Western blot analyses of P. berghei antigen and immune sera raised against nontransformed (2.33) and transformed (Pb233/221) P. berghei clones. (A and B) Antigen preparations were obtained from ookinete cultures, nontransformed parental P. berghei blood-stage parasites (non-gametocyte-producing clone 2.33 and gametocyte-producing clone HP), or transformed Pb233/221 and PbHP/221 blood-stage parasites (expressing transgenic Pbs21) and separated on an SDS–14% PAGE gel (C) recombinant Pbs21 was separated on an SDS–12% PAGE gel under nonreducing conditions and transferred to a nitrocellulose membrane.
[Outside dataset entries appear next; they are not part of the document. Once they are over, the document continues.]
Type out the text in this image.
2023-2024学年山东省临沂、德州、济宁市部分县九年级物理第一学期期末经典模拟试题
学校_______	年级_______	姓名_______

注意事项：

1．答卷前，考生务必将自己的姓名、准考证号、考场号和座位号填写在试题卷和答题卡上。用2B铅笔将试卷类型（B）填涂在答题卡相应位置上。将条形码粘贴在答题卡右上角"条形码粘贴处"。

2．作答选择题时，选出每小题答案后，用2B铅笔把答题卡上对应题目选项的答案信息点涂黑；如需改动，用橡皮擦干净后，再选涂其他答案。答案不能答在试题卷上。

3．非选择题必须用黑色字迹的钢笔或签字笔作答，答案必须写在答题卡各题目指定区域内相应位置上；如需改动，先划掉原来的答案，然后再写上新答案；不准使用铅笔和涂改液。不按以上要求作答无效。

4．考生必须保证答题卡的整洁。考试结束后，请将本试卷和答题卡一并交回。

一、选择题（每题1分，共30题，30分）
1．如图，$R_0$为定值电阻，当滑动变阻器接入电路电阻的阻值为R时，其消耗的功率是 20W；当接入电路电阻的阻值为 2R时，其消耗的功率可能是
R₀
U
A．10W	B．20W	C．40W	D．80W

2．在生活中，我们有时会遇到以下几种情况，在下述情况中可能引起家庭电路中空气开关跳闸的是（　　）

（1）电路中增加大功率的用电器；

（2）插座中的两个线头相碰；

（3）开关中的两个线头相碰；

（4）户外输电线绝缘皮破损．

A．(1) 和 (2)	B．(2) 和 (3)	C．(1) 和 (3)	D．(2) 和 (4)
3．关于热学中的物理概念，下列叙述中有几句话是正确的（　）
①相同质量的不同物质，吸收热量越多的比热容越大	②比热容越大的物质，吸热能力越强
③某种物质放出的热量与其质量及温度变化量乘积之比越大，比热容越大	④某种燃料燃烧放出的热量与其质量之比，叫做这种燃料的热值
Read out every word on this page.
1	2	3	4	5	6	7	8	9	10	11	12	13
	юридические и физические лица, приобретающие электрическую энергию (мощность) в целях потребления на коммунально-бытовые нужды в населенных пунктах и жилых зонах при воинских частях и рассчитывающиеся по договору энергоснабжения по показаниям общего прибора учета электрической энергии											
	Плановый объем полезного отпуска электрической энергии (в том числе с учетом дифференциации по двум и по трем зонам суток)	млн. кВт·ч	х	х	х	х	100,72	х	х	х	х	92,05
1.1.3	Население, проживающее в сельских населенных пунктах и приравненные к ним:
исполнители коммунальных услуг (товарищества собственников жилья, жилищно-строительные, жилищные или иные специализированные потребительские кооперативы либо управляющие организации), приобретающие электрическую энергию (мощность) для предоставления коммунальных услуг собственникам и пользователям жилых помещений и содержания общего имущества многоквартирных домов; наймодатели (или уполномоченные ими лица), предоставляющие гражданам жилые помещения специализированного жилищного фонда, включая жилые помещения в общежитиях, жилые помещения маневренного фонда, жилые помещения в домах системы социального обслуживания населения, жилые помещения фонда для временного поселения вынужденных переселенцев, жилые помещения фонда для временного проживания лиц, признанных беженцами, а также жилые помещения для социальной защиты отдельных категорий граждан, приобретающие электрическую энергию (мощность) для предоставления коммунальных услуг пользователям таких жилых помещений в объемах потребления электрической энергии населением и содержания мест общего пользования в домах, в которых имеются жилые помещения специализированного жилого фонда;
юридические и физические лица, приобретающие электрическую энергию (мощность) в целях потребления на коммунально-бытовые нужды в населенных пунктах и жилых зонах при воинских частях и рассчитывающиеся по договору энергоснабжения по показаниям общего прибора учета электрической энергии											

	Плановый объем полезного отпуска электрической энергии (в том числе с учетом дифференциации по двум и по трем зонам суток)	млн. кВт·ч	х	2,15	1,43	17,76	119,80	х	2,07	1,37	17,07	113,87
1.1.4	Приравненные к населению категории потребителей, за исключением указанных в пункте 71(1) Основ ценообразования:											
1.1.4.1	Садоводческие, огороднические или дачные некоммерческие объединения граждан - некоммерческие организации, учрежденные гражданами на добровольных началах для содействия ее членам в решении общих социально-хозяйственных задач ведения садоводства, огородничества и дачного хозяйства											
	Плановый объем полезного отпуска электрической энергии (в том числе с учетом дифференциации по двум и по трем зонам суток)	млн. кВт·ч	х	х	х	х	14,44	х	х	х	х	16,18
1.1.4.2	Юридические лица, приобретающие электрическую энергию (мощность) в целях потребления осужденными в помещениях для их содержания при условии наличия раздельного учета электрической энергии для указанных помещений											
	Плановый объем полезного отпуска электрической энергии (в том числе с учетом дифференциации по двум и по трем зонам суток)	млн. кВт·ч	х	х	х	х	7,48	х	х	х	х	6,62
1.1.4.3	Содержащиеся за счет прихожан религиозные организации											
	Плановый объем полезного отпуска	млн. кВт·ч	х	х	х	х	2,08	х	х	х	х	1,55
Pbs21-specific MAbs recognizing conformation-independent (MAb 13.1) or conformation-dependent (MAbs 17.9 and 12.1) epitopes were used. (A) Lane 1, whole ookinete culture homogenate (ca. 5 × 10⁴ ookinetes) containing asexual, sexual, and ookinete-stage proteins probed with MAb 13.1; lane 2, clone 2.33 homogenate (ca. 5 × 10⁷ parasites) probed with MAb 13.1; lanes 3 to 6, Pb233/221 homogenate (ca. 5 × 10⁷ parasites) probed with MAb 13.1, MAb 17.9, MAb 12.1, and NMS, respectively; lane 7, HP homogenate (ca. 5 × 10⁷ parasites) probed with MAb 13.1; lane 8, PbHP/221 homogenate (ca. 2 × 10⁷ parasites) probed with MAb 13.1. (B) Lanes 9 to 12, whole ookinete homogenate probed with MAb 13.1, NMS, anti-2.33 immune serum, and anti-Pb233/221 immune serum, respectively. (C) Lanes 13 to 16, affinity-purified recombinant Pbs21 (aa 1 to 188) probed with MAb 13.1, NMS, anti-2.33 immune serum, and anti-Pb233/221 immune serum, respectively.